Action  seems to follow feeling,  but really action and feeling go together; and by regulating the action, which is under the more direct control of the will,  we can indirectly    regulate   the   feeling   which   is    not    – William James, Philosopher

Do not rescue people from the natural consequences of their behavior.  Help them or require they take responsibility for their actions because their decisions/actions are a product of their thinking and beliefs and not a natural result of what happened.  When you rescue people from the natural consequences of their behavior, you render them powerless (Henry Cloud & John Townsend).  Consequences are the appropriate response to inappropriate behavior. Adaptability, flexibility, problem solving, communication: the list goes on and on for the skills that can be developed when one is held responsible for one’s actions.  Great leaders were, and are, identifiable before they moved/move into their positions of authority because when they were/are held responsible for results, those results improved/improve! In the May 2015 Fortune Magazine article “Why CEOs Fail” they predict 70% of failures aren’t bad strategy, it is bad execution. Bad execution (a.k.a conflict) is not the problem . . . it is the solution. It is critical to look for disconnects, between strategies, functions, processes, and people required to execute.  When you look at the costs of poor execution and hold leaders responsible, evaluate whether there is enough pain (value) and money to pay for it.

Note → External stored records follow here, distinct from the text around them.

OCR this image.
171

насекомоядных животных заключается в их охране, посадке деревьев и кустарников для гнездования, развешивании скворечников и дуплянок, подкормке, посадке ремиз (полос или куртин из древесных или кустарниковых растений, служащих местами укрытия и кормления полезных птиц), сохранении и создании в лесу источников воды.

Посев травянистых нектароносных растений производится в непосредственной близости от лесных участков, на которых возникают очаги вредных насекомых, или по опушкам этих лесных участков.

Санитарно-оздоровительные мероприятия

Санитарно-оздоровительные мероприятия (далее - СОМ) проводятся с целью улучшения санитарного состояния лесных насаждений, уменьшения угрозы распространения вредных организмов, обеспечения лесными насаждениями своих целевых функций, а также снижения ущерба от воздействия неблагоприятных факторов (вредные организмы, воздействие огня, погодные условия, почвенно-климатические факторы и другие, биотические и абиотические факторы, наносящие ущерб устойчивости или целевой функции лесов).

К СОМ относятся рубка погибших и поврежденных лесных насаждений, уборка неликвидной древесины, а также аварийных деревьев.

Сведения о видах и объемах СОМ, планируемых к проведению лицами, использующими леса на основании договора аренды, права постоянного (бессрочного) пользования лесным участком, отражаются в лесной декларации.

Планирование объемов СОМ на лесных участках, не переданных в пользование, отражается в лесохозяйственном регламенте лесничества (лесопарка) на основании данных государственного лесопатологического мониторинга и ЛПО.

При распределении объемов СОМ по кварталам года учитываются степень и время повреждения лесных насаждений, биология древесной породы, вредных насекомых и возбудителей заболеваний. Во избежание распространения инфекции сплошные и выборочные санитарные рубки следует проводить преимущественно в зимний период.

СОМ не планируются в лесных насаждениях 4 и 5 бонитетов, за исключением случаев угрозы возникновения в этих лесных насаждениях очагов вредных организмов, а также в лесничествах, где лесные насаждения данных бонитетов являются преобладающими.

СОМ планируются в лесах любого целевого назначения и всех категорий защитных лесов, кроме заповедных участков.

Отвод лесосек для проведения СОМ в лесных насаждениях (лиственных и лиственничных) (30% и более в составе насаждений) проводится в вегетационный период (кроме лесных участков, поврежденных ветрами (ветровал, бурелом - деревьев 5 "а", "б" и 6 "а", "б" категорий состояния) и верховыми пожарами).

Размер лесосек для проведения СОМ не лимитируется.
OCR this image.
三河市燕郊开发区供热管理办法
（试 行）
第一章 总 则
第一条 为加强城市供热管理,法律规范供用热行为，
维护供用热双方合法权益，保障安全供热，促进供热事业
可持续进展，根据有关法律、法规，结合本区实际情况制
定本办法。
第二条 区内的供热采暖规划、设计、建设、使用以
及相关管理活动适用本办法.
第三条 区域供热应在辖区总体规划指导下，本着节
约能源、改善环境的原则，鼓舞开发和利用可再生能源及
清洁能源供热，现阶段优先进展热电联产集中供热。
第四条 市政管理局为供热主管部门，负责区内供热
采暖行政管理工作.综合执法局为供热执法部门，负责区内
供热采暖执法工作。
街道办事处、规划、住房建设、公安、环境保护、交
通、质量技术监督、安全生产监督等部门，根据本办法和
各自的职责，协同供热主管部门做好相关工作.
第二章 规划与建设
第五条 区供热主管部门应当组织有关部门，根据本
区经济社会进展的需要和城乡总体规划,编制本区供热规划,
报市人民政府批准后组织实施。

In Think and Grow Rich, Napoleon Hill wrote, what a person accepts or believes they have no control over, they are creators of their own misfortune.  He went on to say that knowledge is not power- it is potential power.  “Knowledge becomes power only when it is organized into definite plans of action and directed to a definite end”.  Integrity is a state of being whole and undivided. When leaders pass on unpopular decisions by transferring ownership of a decision to someone else—– they rob themselves of their own influence and diminish their own team’s respect for them. As human beings, regardless of our age, consequences are important with respect to our power to produce and effect. Marianne Williamson said, we are powerful beyond measure, and it is this, not our fear of being inadequate, that is our greatest fear as human beings.

I leave you with a most beautiful quote by Dale Carnegie:  Everybody in the world is seeking happiness, and there is one sure way to find it.  That is by controlling your thoughts.  Happiness doesn’t depend on outward conditions. It depends on inner conditions. It isn’t what you have or who you are or where you are or what you are doing that makes you happy or unhappy. It is what you think about.